On February 11, 2013, a car bomb struck the border crossing at Cilvegözü, killing at least 17 people. Cilvegözü lies near the Syrian border post Bab al-Hawa, which has been under rebel control since the summer of 2012 and is frequently used by refugees fleeing violence in Syria.
On May 11, 2013, a double car-bomb attack struck the city of Reyhanli, which lies on the border with Syria. At least 46 people were killed in the explosions. Turkey’s government has blamed Syrian President Bashar al-Assad’s regime for the attack, which was the deadliest on Turkish soil since the Syrian conflict began in March, 2011.
The Turkish city of Reyhanli is located in the country’s southern Hatay province. It is home to a large Alevi community, a religious minority of Islam often associated with Syria’s Alawites, the same Shiite sect to which the country’s President Bashar al-Assad belongs. A number of Turkey’s Alevi have watched the influx of refugees with a wary eye, as many of those fleeing the violence in Syria are Sunni Muslims and armed rebels. Following a deadly explosion in Reyhanli on May 11, 2013, the city has endured almost daily protests against the refugee camp, which have occasionally turned violent.
The Suleymansah refugee camp, located just outside the Turkish border city of Akcakale, found itself in the crossfire of mounting tensions between Turkey and Syria in October 2012, after Ankara fired on Syrian targets in retaliation for a deadly mortar attack on Akcakale. The camp made headlines again in March 2013, when clashes erupted between Turkish security forces and refugees protesting against the poor living conditions at Suleymansah. In order to break up the demonstrations, security forces used tear gas to scatter the protesters. In the wake of the unrest, Turkey’s government found itself embroiled in scandal after it was accused of expelling more than 100 refugees believed to have been involved in the protests. Turkey has denied the allegations.
In early May, Turkish authorities announced plans to build a new refugee camp near the southeastern town of Midyat, which will provide shelter exclusively to Syriac Christians fleeing their homes in Syria. Midyat is located in a region of Turkey that is traditionally the centre of the Syriac Orthodox Church. The camp is due to open at the end of June, and will have the capacity for up to 2,000 refugees.

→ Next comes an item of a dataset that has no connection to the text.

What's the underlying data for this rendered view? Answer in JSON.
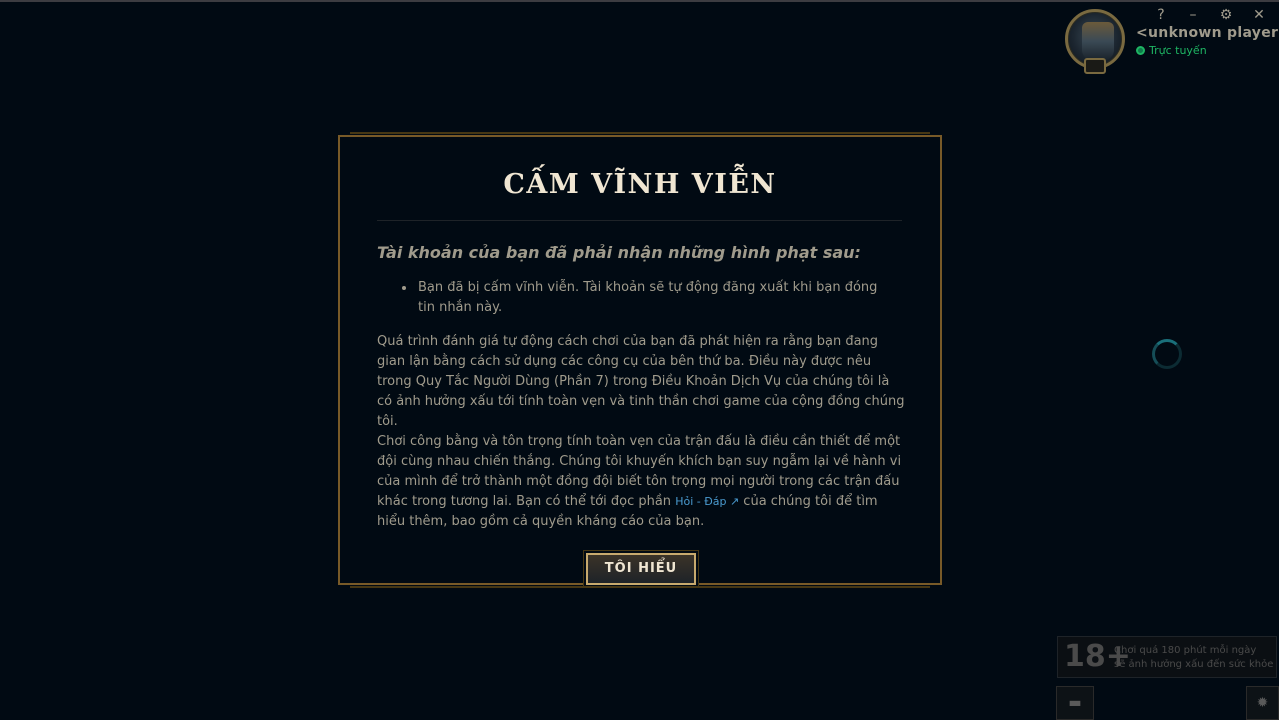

On April 24, Syrian rebel forces seized control of the Menagh military airport, located in a suburb of Aleppo, Syria’s largest city.
After months of combat, Syrian rebel forces seized control of the Taftanaz air base in the country’s northern Idlib province on January 11, 2013. A number of Islamist militant groups took part in the fighting, including the al Qaeda-linked al-Nusra Front.